His largest source of income was not actually coaching football, which got him a salary of $329,644. It was actually his coach’s show that paid him the most at $600,000. Perhaps he should have gone into the talk show business if he could make that much for a seasonal show with only 12 or 13 half hour episodes a year.

Selected Quotes:

“Coach shall have the duty and responsibility for… making a good faith effort… in meeting academic requirements by student athletes which shall include achieving goals for graduation of student athletes as established by the Athletic Director annually.”

So, if his team doesn’t meet academic requirements, it’s no problem. As long as he made a “good faith effort” it’s fine if the kids didn’t graduate enough. It doesn’t mention a goal for graduating every player that comes through the program either. This is by far the least restrictive clause of any I’ve seen regarding academic progress by the players.

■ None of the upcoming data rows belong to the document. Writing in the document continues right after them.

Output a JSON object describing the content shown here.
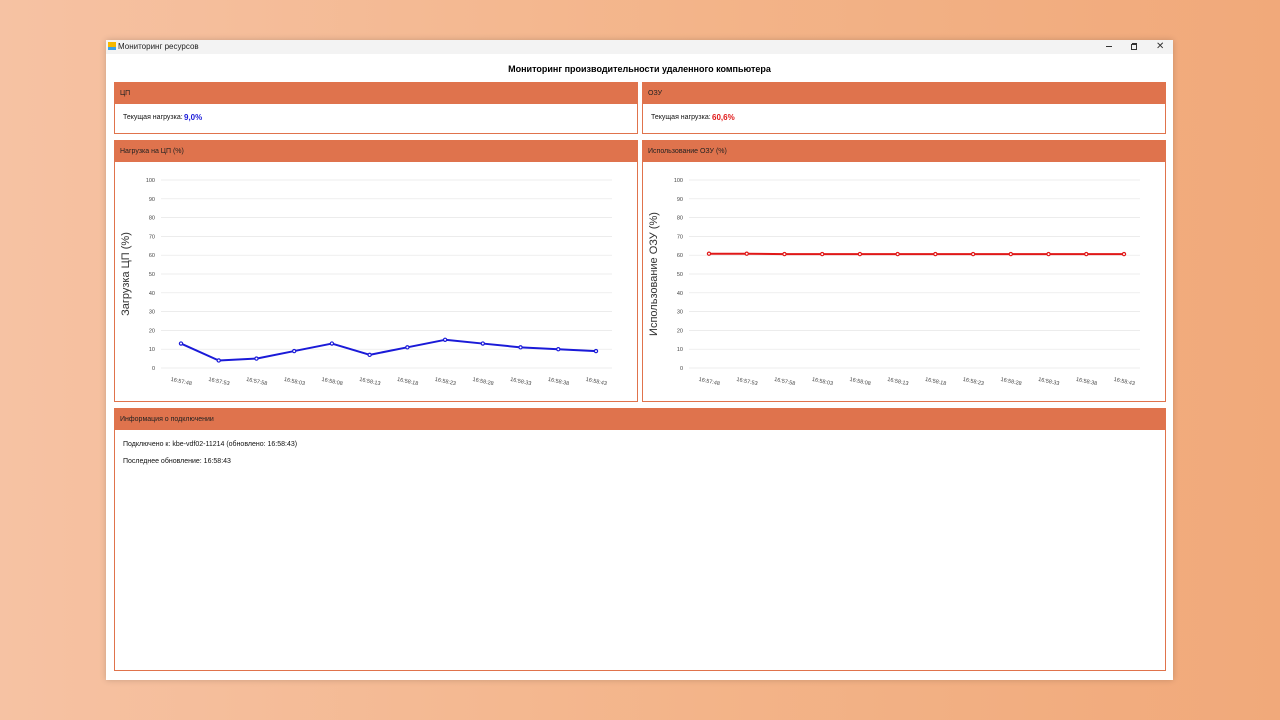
{
  "window": {
    "title": "Мониторинг ресурсов",
    "buttons": {
      "minimize": "minimize-icon",
      "maximize": "restore-icon",
      "close": "close-icon"
    }
  },
  "heading": "Мониторинг производительности удаленного компьютера",
  "cpu": {
    "header": "ЦП",
    "current_label": "Текущая нагрузка:",
    "current_value": "9,0%",
    "value_color": "#1a1ad8"
  },
  "ram": {
    "header": "ОЗУ",
    "current_label": "Текущая нагрузка:",
    "current_value": "60,6%",
    "value_color": "#e01818"
  },
  "cpu_chart": {
    "header": "Нагрузка на ЦП (%)"
  },
  "ram_chart": {
    "header": "Использование ОЗУ (%)"
  },
  "connection": {
    "header": "Информация о подключении",
    "connected_text": "Подключено к: kbe-vdf02-11214 (обновлено: 16:58:43)",
    "last_update_text": "Последнее обновление: 16:58:43"
  },
  "colors": {
    "accent": "#df734d",
    "cpu_series": "#1a1ad8",
    "ram_series": "#e01818"
  },
  "chart_data": [
    {
      "type": "line",
      "title": "Нагрузка на ЦП (%)",
      "xlabel": "",
      "ylabel": "Загрузка ЦП (%)",
      "ylim": [
        0,
        100
      ],
      "yticks": [
        0,
        10,
        20,
        30,
        40,
        50,
        60,
        70,
        80,
        90,
        100
      ],
      "grid": true,
      "categories": [
        "16:57:48",
        "16:57:53",
        "16:57:58",
        "16:58:03",
        "16:58:08",
        "16:58:13",
        "16:58:18",
        "16:58:23",
        "16:58:28",
        "16:58:33",
        "16:58:38",
        "16:58:43"
      ],
      "series": [
        {
          "values": [
            13,
            4,
            5,
            9,
            13,
            7,
            11,
            15,
            13,
            11,
            10,
            9
          ],
          "color": "#1a1ad8"
        }
      ]
    },
    {
      "type": "line",
      "title": "Использование ОЗУ (%)",
      "xlabel": "",
      "ylabel": "Использование ОЗУ (%)",
      "ylim": [
        0,
        100
      ],
      "yticks": [
        0,
        10,
        20,
        30,
        40,
        50,
        60,
        70,
        80,
        90,
        100
      ],
      "grid": true,
      "categories": [
        "16:57:48",
        "16:57:53",
        "16:57:58",
        "16:58:03",
        "16:58:08",
        "16:58:13",
        "16:58:18",
        "16:58:23",
        "16:58:28",
        "16:58:33",
        "16:58:38",
        "16:58:43"
      ],
      "series": [
        {
          "values": [
            60.8,
            60.8,
            60.6,
            60.6,
            60.6,
            60.6,
            60.6,
            60.6,
            60.6,
            60.6,
            60.6,
            60.6
          ],
          "color": "#e01818"
        }
      ]
    }
  ]
}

“Coach shall be entitled to… tuition reduction for himself and his dependents.”

So if he wants to take classes on the side while he coaches, he still has to pay up, just at a reduced rate.

“Coach acknowledges that the University will commit substantial financial resources to the success of its football program…”

This is from the part that legitimizes a buyout since his leaving for another job would cause damages to the program. You’d think that the school’s “substantial” commitment to football success would be implicit in the huge salary that it agreed to pay its coach. Every coach has to agree that his leaving would cause damages, but only this contract makes reference to the university’s commitment to success as part of the reason for damages occurring.

Better coach ‘em up better in Oxford, Houston. Image CC by Flickr user TipsterHog.

Note: This post has been published used by WordPress’s new feature allowing you to set a time in the future for publication rather than have it go up immediately. This is the first time I’ve tried it, so if anything goes weird I blame it on that.